Bob Barr

Big Brother Not Only Watches Us, It Toys with Our Children

The Atlanta Journal-Constitution

February 15, 2006

One of our grandkids is a genius with Legos, the small plastic bricks that form the building blocks of virtually everything or anything kids can imagine, from small farmyards to futuristic spaceships and motorcycles. I swear, when he was younger, our grandson had every Lego set ever produced, and could build the most sophisticated item in the company's vast inventory with his eyes closed. For kids of my generation—or at least for this grandfather of my generation—for whom constructing a square home of Lincoln Logs or a ladder from Tinker Toys was a major achievement, watching both my sons and my grandkids build and use sophisticated playthings that would have been far beyond my meager resources to handle truly is a wonder to behold.

I have, however, noted a distressing trend in some manufacturers of modern toys, including Lego and another popular line of plastic figures for smaller children—Playmobil. These manufacturers of what used to be nonpolitical plastic figures and construction blocks are subtly moving into the arena of toys with a social message—one that supports and fosters the climate of fear and submission to government power that has unfortunately become the hallmark of American society since Sept. 11, 2001.
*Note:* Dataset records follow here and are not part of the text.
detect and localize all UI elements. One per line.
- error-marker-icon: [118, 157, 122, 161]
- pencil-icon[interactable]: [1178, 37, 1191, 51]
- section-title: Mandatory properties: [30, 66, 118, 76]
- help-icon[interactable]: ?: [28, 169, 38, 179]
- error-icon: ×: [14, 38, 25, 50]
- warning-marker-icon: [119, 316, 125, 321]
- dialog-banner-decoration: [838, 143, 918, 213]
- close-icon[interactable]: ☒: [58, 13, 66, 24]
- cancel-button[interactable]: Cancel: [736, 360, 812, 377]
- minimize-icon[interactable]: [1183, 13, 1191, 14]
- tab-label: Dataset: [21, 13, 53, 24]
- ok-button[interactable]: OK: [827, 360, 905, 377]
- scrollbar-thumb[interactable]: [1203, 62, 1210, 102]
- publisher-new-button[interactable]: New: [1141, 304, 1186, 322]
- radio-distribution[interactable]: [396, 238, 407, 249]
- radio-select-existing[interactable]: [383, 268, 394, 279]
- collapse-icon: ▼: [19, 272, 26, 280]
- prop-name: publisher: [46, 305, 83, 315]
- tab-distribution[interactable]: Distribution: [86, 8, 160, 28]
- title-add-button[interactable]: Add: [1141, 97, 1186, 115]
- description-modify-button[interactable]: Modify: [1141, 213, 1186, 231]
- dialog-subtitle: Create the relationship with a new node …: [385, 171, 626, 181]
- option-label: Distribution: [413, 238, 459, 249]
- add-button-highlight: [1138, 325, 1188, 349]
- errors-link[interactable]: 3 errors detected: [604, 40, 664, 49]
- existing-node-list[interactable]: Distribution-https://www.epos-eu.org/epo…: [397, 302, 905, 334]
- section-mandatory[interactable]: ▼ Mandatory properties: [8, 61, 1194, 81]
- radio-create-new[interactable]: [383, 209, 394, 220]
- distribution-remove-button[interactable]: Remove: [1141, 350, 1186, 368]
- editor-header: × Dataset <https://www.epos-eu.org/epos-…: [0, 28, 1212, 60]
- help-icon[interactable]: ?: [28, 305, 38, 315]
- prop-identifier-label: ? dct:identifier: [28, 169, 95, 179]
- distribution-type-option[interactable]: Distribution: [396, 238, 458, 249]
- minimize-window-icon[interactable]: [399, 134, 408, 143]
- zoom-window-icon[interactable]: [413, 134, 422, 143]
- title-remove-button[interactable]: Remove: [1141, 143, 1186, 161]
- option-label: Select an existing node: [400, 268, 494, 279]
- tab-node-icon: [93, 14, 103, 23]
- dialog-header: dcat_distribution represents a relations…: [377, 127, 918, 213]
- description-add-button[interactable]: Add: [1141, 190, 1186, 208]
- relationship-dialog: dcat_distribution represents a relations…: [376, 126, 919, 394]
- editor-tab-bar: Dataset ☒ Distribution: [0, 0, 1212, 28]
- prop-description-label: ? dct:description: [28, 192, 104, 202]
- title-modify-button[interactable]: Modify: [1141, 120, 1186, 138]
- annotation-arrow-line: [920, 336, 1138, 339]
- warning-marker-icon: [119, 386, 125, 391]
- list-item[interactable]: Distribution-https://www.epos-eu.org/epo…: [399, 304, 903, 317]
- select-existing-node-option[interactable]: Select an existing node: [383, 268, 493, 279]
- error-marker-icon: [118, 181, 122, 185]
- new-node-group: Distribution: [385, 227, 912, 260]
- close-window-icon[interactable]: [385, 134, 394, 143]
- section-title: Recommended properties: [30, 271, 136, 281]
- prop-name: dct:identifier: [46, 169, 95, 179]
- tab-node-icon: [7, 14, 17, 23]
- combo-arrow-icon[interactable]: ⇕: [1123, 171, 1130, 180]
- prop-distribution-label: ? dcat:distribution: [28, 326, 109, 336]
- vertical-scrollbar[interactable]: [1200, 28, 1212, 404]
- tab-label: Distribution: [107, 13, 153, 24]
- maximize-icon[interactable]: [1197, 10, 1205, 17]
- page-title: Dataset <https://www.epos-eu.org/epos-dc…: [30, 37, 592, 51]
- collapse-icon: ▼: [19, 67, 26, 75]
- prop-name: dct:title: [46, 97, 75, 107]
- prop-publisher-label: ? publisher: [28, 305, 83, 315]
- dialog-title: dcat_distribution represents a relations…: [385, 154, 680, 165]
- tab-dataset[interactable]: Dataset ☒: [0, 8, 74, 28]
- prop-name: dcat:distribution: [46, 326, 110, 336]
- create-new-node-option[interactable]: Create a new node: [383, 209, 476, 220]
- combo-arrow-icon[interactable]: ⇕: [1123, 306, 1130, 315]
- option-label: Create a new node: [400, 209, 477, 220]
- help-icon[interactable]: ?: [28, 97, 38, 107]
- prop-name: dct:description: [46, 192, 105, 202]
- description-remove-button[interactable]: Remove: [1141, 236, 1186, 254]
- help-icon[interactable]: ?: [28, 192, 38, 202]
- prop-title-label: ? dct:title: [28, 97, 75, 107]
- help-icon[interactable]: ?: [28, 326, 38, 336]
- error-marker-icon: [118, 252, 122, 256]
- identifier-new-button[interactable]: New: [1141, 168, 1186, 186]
Lego, for example, in 2003 began marketing a plastic construction set depicting a police 18-wheeler housing a surveillance unit, complete with monitoring devices and control panels to track movements of little Lego citizens. The official Lego description of the "play set" enticed children and their parents by noting that when the "surveillance truck is on the scene, you know the police are on the job!" Further encouragement to hone one's surveillance skills was to be found in the "technology to monitor" included in the toy.

While the Lego surveillance play set is—according to the company—oriented toward 8-year-olds, a rival company, Playmobil, which produces plastic figures for younger darlings, apparently has determined there is a market for toys teaching 4-year-olds the benefit of submitting oneself to intrusive police searches. It markets a "play set" consisting of two uniformed police figures with side arms and metal detectors, ensuring that a unisex figure in bright, colorful clothes submits to a wanding as his or her suitcase goes through an X-ray machine. Interesting that all the Playmobil figures are smiling as they either submit to being searched or are searching through the other's personal belongings. Being searched at gunpoint and having the government rummage through your most personal belongings are such happy events!

Of course, with some schools moving to require youngsters to wear badges with radio frequency identification chips embedded therein, and others forcing parents to submit to a retinal scan simply to visit their youngsters at school, I suppose it should not surprise us that toy manufacturers are becoming part of the acculturation process whereby the coming generation views pervasive surveillance and government power as not only a fact of life but highly desirable.

Yet, even as we enlist toy manufacturers to assist Western society in accelerating the move toward the Brave New World of a universally submissive society, the government continues to make it more difficult to watch all this with warm and fuzzy feelings.

In Fairfax County, Va., just outside our nation's capital, a police tactical squad recently accidentally shot and killed an optometrist as they were about to arrest him for gambling. Despite the fact the police had no evidence the suspect was armed (he was not), and even though there was nothing to suggest violent behavior on the part of the optometrist, what should have been at worst a routine arrest of a suspect for a nonviolent offense involved a unit of heavily armed officers with guns drawn. While the local police chief expressed regret for the accidental fatal shooting, the official condolences were tempered by a spokesman explaining that "such things do occur."

The accidental shooting in suburban Washington followed by only weeks the fatal shooting of an airline passenger in Miami by air marshals, following aberrant behavior by the deplaning passenger. Turns out he, too, was unarmed. That tragedy was touted by officials in Washington as proof that the air marshal program had "worked beyond [their] expectations." While I support the armed air marshal program, I fail to see how shooting an unarmed passenger as the plane was already at the terminal proves the program works.

Stories of similar shootings, including of students, pepper the local and national news regularly. Such incidents make the job of transforming our society into one peopled by fearful citizens eager to be surveilled and pacified—a task to which at least some toy manufacturers apparently are committed—slightly more difficult. However, the government apparently doesn't have too much to worry about. A poll conducted shortly after the shooting of the unarmed passenger at Miami International Airport indicated the incident made air travelers feel safer.

Bob Barr occupies the 21st Century Liberties Chair for Freedom and Privacy at the American Conservative Union Foundation.